Quando le crisi perdurano e la pesantezza aumenta, per le imprese come per il lavoro, non è raro ascoltare ricette semplificatrici che dovrebbero risolvere, come un tocco di  bacchetta magica, un bel po’ di problemi. Una di queste è la fuoriuscita (dell’Italia) dall’euro e il ritorno alla lira, pesantemente svalutata (per restare in tema, chiediamoci anche, come mai in America nessuno Stato chiede di abbandonare il dollaro). La svalutazione, ce lo ricordiamo, era molto utilizzata prima dell’introduzione dell’euro e serviva ad abbassare il prezzo dei nostri prodotti  quando venivano acquistati con le altre monete. Semplificando, il sistema funziona così: se per comprare, per esempio in  America, un euro di merce nazionale adesso ci vuole circa un dollaro e trenta centesimi, potendo svalutare, portando magari il cambio dello stesso euro a novanta centesimi di dollaro, al consumatore americano lo stesso bene o servizio costerà di meno, quindi ne comprerà di più. Un po’ è vero,  ma questo ragionamento contiene almeno due limiti: a. bisogna avere dei prodotti o servizi da vendere e che gli altri siano disposti a comprare; b. una competizione basata soprattutto sul prezzo, in una economia globale, troverà sempre qualcuno (un paese emergente dove i salari sono bassi, ecc.)  disposto ad offrirli per meno. Non è quindi, la competizione che punta quasi esclusivamente sul prezzo,  molto lungimirante, senza considerare  il rischio di essere perfino autodistruttiva.  Gli imprenditori più avveduti lo sanno, infatti si tengono ben lontani dall’ intraprendere guerre dei prezzi e preferiscono puntare di più sull’innovazione e la creatività.

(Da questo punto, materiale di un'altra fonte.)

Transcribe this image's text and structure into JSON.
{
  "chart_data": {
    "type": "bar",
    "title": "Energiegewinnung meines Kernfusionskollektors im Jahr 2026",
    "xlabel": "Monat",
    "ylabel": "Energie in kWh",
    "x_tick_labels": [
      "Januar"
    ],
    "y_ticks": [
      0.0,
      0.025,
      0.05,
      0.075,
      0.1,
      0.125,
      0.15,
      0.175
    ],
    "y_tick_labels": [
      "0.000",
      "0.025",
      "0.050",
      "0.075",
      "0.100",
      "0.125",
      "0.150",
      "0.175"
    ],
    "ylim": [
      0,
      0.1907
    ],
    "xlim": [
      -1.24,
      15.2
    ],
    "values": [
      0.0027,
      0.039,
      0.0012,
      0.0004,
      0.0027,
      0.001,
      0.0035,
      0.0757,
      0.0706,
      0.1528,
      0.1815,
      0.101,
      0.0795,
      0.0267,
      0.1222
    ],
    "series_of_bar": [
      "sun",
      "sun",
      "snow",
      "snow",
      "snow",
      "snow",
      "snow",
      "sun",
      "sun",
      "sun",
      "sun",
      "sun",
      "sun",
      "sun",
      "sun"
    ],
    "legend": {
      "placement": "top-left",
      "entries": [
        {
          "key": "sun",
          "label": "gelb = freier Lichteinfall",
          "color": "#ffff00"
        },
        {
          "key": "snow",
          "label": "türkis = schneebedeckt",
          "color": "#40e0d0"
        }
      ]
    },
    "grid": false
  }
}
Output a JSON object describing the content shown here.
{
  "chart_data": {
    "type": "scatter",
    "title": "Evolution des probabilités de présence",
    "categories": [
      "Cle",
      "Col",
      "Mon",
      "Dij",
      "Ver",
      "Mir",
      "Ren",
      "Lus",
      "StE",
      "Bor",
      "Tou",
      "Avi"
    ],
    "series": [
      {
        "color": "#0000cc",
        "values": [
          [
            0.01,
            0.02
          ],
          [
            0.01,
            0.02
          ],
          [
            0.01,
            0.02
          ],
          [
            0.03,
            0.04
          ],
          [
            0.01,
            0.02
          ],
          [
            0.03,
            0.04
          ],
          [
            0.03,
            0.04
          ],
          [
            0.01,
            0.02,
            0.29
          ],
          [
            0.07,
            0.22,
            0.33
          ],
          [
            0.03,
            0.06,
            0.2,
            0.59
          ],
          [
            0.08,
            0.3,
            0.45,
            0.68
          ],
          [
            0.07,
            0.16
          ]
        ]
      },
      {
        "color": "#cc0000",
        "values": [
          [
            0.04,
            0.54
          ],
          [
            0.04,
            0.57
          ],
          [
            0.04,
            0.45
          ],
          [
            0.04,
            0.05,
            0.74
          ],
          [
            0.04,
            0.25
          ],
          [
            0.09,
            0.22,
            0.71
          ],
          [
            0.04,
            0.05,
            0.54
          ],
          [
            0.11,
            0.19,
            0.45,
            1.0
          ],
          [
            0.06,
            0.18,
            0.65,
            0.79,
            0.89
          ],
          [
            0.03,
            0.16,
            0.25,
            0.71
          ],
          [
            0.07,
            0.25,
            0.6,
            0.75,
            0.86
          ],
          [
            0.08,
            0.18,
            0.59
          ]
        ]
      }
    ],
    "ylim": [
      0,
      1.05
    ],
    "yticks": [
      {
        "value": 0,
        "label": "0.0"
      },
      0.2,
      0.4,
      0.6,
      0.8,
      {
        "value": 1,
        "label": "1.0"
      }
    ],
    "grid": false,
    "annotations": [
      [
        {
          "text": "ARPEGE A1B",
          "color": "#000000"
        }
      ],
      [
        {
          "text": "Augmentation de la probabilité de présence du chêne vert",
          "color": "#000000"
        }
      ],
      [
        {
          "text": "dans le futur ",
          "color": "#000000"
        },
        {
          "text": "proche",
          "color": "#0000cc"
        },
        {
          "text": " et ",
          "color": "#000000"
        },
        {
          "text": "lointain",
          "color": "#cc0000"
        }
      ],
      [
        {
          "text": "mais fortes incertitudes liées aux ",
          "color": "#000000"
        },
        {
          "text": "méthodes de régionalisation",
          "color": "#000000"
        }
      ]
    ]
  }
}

Tanto è così che in un recente incontro, un imprenditore che punta molto all’esportazione, senza mai fare menzione del fattore euro come ostacolo, giustamente  sottolineava che la Germania esporta molto non perché i suoi prodotti costano meno,  bensì perché ritenuti affidabili e di qualità.  E per i quali chiede un giusto prezzo, che i compratori di tutto il mondo  sono disposti a pagare.

L’innovazione, che vuol dire ricerca, collaborazione con le Università, creatività, design, impiego di alte professionalità, formazione del personale, giuste remunerazioni, anticipazione delle future domande ancora inespresse  (chi avrebbe domandato  un computer, un iPad o un iPhone prima della loro presentazione al pubblico, che evidentemente lo stava “attendendo” visto il successo ottenuto e non certo a basso prezzo), qualità, affidabilità, servizi di accompagnamento, sono i veri fattori della competitività.

Un recente studio sulla manifattura inglese (The Government Office of Science, The Future of Manufacturing, 2013)  è arrivato alla conclusione che il quaranta per cento del valore finale dei suoi prodotti in realtà sono servizi incorporati (erano il 24 per cento nel 2007, cioè prima dello scoppio della crisi), quando in Norvegia, Finlandia e USA hanno già oltrepassato la soglia del cinquanta per cento.  Nello stesso studio, dopo avere elencato le cinque tecnologie pervasive che influenzeranno, secondo gli autori, il prossimo futuro della manifattura (ICT, sensori, nuovi materiali, biotecnologie e tecnologie verdi),  si sostiene anche che i consumatori sono disponibili a pagare fino al dieci per cento in più per avere prodotti sempre più personalizzati.

Queste imprese, capaci di accettare le sfide del futuro e di competere sui mercati di tutto il mondo, compreso la Germania, esistono anche in provincia di Rimini. Eccellenze, soprattutto manifatturiere, spesso nascoste e un po’ dimenticate, ma che stanno svolgendo una funzione di guida e di tenuta del tessuto produttivo locale fondamentale.   Il loro lavoro andrebbe compreso prima e sostenuto poi, con una vicinanza che tuttora manca da parte delle Istituzioni, ma spesso anche da parte delle stesse Associazioni delegate a rappresentarle.